Owing to the continuation of differences between the states, their diplomatic conflict will develop further. A manifestation of this process is the fact that Bahrain, Sudan, and the United Arab Emirates also severed diplomatic relations with Iran (Alsultan and Saeid 82). Furthermore, the civil war in Syria and Yemen will likely worsen. Among other diplomatic consequences, there may be the inability of the peace process in Syria. Fortunately, the emergence of a direct conflict has a minor possibility. Saudi Arabia can adhere to the power scenario only if it would have more options to transport oil. In this case, the possible outcome of the diplomatic conflict continuation in the Middle East will be the rise in oil prices and the downturn in the global economy (Alsultan and Saeid 85). Currently, the diplomatic relations between Saudi Arabia and Iran is a serious and urgent problem of world society. Therefore, the history of diplomatic relations between these regions has a wide range of complex reasons and consequences.

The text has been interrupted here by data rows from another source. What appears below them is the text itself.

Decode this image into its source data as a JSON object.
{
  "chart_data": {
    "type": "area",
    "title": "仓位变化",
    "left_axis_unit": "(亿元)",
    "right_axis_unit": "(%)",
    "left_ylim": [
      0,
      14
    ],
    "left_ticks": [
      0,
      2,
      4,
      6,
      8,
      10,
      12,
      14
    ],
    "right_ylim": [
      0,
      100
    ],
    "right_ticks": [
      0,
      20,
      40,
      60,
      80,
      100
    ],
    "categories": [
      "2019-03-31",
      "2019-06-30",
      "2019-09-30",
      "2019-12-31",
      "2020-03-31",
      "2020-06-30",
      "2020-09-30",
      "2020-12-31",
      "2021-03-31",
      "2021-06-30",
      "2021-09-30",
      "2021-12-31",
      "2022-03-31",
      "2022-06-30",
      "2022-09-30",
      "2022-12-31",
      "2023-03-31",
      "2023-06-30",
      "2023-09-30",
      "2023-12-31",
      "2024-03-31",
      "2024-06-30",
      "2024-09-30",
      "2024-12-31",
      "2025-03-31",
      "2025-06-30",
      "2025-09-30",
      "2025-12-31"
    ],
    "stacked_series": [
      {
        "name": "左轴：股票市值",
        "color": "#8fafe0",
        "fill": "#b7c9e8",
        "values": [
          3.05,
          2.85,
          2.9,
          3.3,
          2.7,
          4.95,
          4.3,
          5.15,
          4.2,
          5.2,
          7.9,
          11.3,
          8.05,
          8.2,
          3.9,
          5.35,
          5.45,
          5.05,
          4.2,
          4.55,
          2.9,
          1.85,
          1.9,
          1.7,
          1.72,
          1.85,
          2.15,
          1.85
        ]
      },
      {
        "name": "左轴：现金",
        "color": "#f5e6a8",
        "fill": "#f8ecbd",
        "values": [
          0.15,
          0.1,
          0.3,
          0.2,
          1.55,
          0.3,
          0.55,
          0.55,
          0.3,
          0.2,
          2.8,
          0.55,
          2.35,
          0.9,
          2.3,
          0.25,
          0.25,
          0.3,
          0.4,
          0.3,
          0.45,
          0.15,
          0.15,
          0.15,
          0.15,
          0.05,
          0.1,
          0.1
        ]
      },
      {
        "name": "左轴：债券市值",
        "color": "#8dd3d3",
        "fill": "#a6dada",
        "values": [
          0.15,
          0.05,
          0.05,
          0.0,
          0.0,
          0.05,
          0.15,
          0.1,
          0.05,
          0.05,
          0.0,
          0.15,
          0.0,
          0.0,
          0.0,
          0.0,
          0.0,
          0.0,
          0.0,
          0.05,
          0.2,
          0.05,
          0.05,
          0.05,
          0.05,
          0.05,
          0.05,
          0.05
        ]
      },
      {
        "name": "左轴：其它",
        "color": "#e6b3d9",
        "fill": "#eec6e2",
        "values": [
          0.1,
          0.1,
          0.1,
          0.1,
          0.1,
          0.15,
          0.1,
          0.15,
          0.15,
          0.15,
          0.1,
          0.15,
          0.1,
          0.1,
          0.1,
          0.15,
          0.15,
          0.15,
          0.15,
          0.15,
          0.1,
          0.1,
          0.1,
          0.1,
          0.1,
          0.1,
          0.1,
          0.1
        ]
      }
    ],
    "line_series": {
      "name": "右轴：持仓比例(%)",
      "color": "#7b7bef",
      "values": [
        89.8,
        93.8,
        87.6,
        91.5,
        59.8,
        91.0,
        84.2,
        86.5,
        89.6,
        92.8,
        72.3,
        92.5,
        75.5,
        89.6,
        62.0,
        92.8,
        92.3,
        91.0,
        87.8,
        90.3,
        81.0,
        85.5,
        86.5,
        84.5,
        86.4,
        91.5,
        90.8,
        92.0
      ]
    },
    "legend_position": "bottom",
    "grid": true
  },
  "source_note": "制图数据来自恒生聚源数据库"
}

The history of diplomatic relations between two major Middle Eastern countries is characterized by geopolitical, religious, and ideological rivalries. First, Saudi Arabia negatively perceives the regime of the Islamic Republic in Iran, which was established in 1979. Second, the diplomatic relations trigger a conflict between the two states with both striving for the domination of political elites in Iraq, Yemen, Syria, and Lebanon. Therefore, Iran and Saudi Arabia are in a state of proxy war, and they have military clashes in other countries supporting different sides of the conflict. Third, sectarian Sunni-Shiite conflict complicates the relations between the two countries. These contradictions are in the center of conflict interest. Moreover, Iran and Saudi Arabia have mutual distrust. The countries are afraid of growing diplomatic, military, and political forces because the position on the world oil market and in the region is the most important element of their prosperity. These factors have started to evolve from the beginning of their diplomatic relations history and became the basis of their further rivalry and confrontation. The situation between the two countries became very tense after Saudi Arabia has broken its diplomatic relations with Iran in 2016. Thus, the current situation is the most serious and acute in the history of their diplomatic relations. Consequently, the history of diplomatic ties between Iran and Saudi Arabia has many different reasons and implications.